H5N1 within-host diversity in humans and poultry in Cambodia
Louise H. Moncla1, Trevor Bedford1,2, Philippe Dussart3, Philippe Buchy4, Huachen Zhu5,6, Thomas C. Friedrich7,8, Paul F. Horwood9,10
1Fred Hutchinson Cancer Research Center, Seattle, Washington, United States, 2University of Washington, Seattle, Washington, United States, 3Virology Unit, Institut Pasteur du Cambodge, Phnom Penh, Cambodia, 4GlaxoSmithKline, Vaccines R&D, Singapore, Singapore,5Joint Influenza Research Centre (SUMC/HKU), Shantou University Medical College, Shantou, People's Republic of China,6State Key Laboratory of Emerging Infectious Diseases/Centre of Influenza Research, School of Public Health, The University of Hong Kong, Hong Kong, SAR, People's Republic of China,7Department of Pathobiological Sciences, University of Wisconsin School of Veterinary Medicine, Madison, WI, United States,8Wisconsin National Primate Research Center, Madison, WI, United States,9Papua New Guinea Institute of Medical Research, Goroka, Paula New Guinea,10Australian Institute of Tropical Health and Medicine, James Cook University, Cairns, Australia.

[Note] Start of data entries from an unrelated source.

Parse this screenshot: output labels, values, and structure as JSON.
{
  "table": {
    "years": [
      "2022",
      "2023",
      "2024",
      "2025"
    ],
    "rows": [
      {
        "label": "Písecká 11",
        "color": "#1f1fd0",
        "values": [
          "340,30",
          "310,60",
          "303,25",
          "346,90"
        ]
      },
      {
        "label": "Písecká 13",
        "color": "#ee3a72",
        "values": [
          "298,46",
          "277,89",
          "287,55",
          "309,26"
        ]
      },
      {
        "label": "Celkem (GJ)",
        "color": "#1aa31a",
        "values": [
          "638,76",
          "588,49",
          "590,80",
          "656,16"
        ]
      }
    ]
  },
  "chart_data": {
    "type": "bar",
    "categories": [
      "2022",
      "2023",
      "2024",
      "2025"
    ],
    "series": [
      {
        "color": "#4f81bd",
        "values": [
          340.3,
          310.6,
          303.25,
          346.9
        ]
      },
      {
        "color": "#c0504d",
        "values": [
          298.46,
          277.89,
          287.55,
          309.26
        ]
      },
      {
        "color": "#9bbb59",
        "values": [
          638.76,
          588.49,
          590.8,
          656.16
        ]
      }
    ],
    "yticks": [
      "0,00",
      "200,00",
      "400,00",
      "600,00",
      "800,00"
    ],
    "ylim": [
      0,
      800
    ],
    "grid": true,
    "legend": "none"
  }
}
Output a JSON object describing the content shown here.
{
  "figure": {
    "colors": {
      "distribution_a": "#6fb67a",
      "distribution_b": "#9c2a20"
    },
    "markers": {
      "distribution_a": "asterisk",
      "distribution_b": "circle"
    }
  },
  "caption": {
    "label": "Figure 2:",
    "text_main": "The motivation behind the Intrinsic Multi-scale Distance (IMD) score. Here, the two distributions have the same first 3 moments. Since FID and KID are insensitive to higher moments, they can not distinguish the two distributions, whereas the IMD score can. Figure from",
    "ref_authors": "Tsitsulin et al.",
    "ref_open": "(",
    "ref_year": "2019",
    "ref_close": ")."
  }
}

H5N1 viruses periodically cross species barriers and cause disease in humans. The likelihood that an avian influenza virus will acquire mammalian-adapting mutations and evolve enhanced mammalian transmissibility depends on its ability to acquire and select mutations within hosts during spillover. We use deep sequence data from infected humans and poultry in Cambodia to examine how H5N1 viruses evolve during natural spillover infection. We find that viral populations in both species are characterized by predominantly low-frequency (<10%) variation shaped by a combination of purifying selection and genetic drift. Human samples had a greater number of within-host polymorphisms on average, although the distribution of single nucleotide polymorphism (SNP) frequencies and overall mean SNP frequency was similar in both host species. We detect a handful of mutations in humans at sites explicitly linked to H5N1 mammalian adaptation (PB2 627 Lys, HA 150 Val, and HA 238 Leu), although these mutations were present at low frequencies, despite ≥8 days of infection. Finally, we show that mutations detected within-host are not enriched among viruses that have caused spillover infections in the past. By comparing signatures of diversity among humans and poultry, we show that H5N1 viruses are capable of generating known markers of human adaptation during natural spillover infection. However, a short duration of infection, randomness and purifying selection together severely limit the evolutionary capacity of H5N1 viruses to evolve extensively within human hosts.